Satu Masjid Setiap Kecamatan Menjadi Percontohan Protokol Kesehatan Covid-19

Masjid Jami, Banjarmasin Utara

Banjarmasin, BARITO – Lima kecamatan di Kota Banjarmasin masing-masing memiliki satu masjid percontohan protokol kesehatan Covid-19 menyusul dibukanya kembali masjid pasca PSBB tiga berakhir.

Menurut Wali Kota Banjarmasin, Ibnu Sina, pemberlakuan protokol kesehatan di masjid itu seperti tetap memakai masker, kemudian pengaturan saf dan tidak bersalaman.

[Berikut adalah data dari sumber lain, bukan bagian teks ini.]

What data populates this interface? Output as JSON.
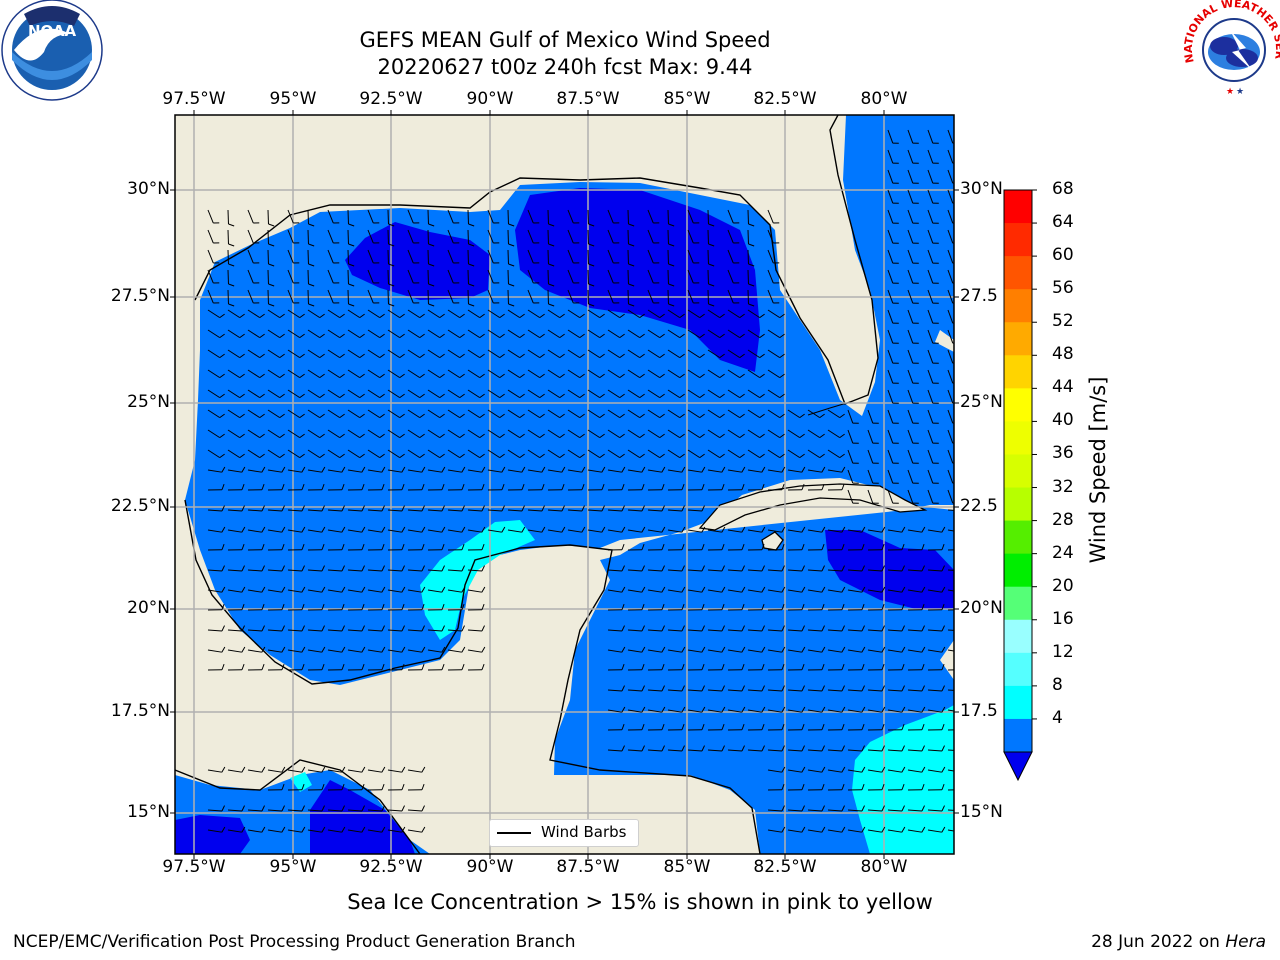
{
  "title_line1": "GEFS MEAN Gulf of Mexico Wind Speed",
  "title_line2": "20220627 t00z 240h fcst   Max: 9.44",
  "caption": "Sea Ice Concentration > 15% is shown in pink to yellow",
  "footer_left": "NCEP/EMC/Verification Post Processing Product Generation Branch",
  "footer_right_date": "28 Jun 2022 on ",
  "footer_right_host": "Hera",
  "legend_label": "Wind Barbs",
  "lon_labels": [
    "97.5°W",
    "95°W",
    "92.5°W",
    "90°W",
    "87.5°W",
    "85°W",
    "82.5°W",
    "80°W"
  ],
  "lat_labels": [
    "30°N",
    "27.5°N",
    "25°N",
    "22.5°N",
    "20°N",
    "17.5°N",
    "15°N"
  ],
  "lat_labels_right": [
    "30°N",
    "27.5",
    "25°N",
    "22.5",
    "20°N",
    "17.5",
    "15°N"
  ],
  "colorbar": {
    "title": "Wind Speed [m/s]",
    "ticks": [
      "68",
      "64",
      "60",
      "56",
      "52",
      "48",
      "44",
      "40",
      "36",
      "32",
      "28",
      "24",
      "20",
      "16",
      "12",
      "8",
      "4"
    ],
    "colors": [
      "#ff0000",
      "#ff2a00",
      "#ff5500",
      "#ff7f00",
      "#ffaa00",
      "#ffd400",
      "#ffff00",
      "#eeff00",
      "#d7ff00",
      "#b7ff00",
      "#55ee00",
      "#00ee00",
      "#55ff77",
      "#99ffff",
      "#55ffff",
      "#00ffff",
      "#0077ff"
    ],
    "under_color": "#0000ee"
  },
  "map_colors": {
    "land": "#efecdc",
    "water_4_8": "#0077ff",
    "water_under_4": "#0000ee",
    "water_8_12": "#00ffff",
    "coast": "#000000",
    "grid": "#b0b0b0"
  },
  "logos": [
    "noaa-logo",
    "national-weather-service-logo"
  ]
}
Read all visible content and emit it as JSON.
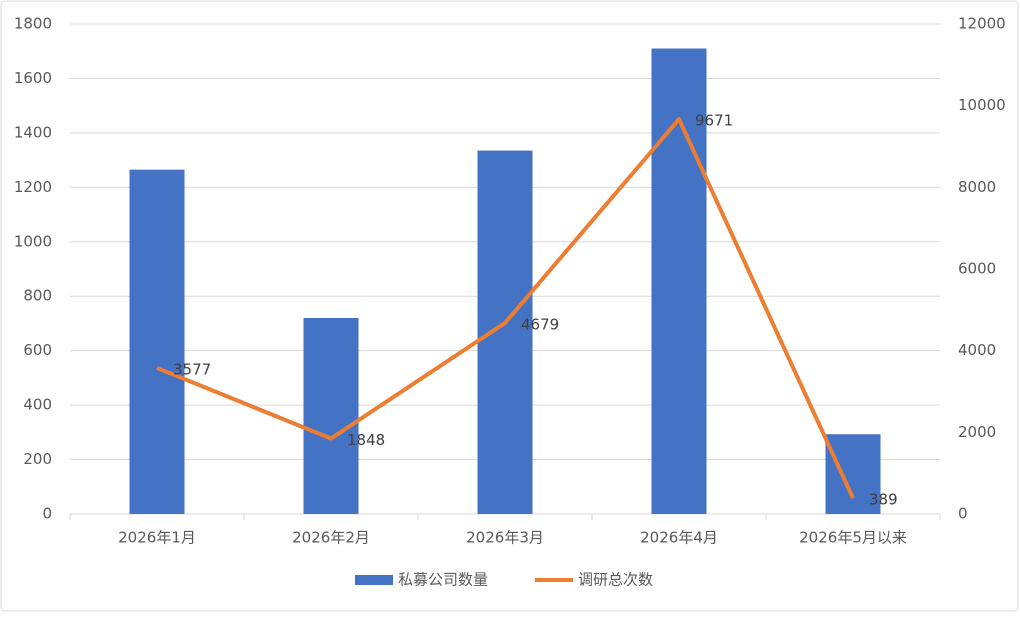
{
  "chart_data": {
    "type": "bar",
    "categories": [
      "2026年1月",
      "2026年2月",
      "2026年3月",
      "2026年4月",
      "2026年5月以来"
    ],
    "series": [
      {
        "name": "私募公司数量",
        "color": "#4472c4",
        "type": "bar",
        "values": [
          1265,
          720,
          1335,
          1710,
          293
        ]
      },
      {
        "name": "调研总次数",
        "color": "#ed7d31",
        "type": "line",
        "axis": "y2",
        "values": [
          3577,
          1848,
          4679,
          9671,
          389
        ]
      }
    ],
    "ylim": [
      0,
      1800
    ],
    "yticks": [
      0,
      200,
      400,
      600,
      800,
      1000,
      1200,
      1400,
      1600,
      1800
    ],
    "y2lim": [
      0,
      12000
    ],
    "y2ticks": [
      0,
      2000,
      4000,
      6000,
      8000,
      10000,
      12000
    ],
    "grid": true,
    "legend": "bottom"
  }
}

Ujar Ibnu masjid-masjid yang menjadi percontohan itu diantaranya seperti Masjid Agung untuk wilayah kota. Kemudian Masjid Jami untuk kecamatan Banjarmasin Utara, sedangkan Masjid Sabilal Muhtadin (Masjid Raya) dijadikan wilayah Pemprov Kalsel.

“Meskipun masjid sekarang dibuka kembali, tapi kami minta masyarakat tetap memperhatikan protokol kesehatan,” bebernya saat di temui di Banjarmasin, Rabu (3/6).

Ia melanjutkan, terkait hal diatas seluruh unsur forkopimda Kota Banjarmasin termasuk MUI Banjarmasin menjadwalkan rapat dihari itu.

Ibnu juga membeberkan, dilepasnya PSBB tahap 3 yang berakhir 31 Mei lalu itu masyarakat jangan merasa bebas seperti kehidupan normal sebelum adanya pandemi ini.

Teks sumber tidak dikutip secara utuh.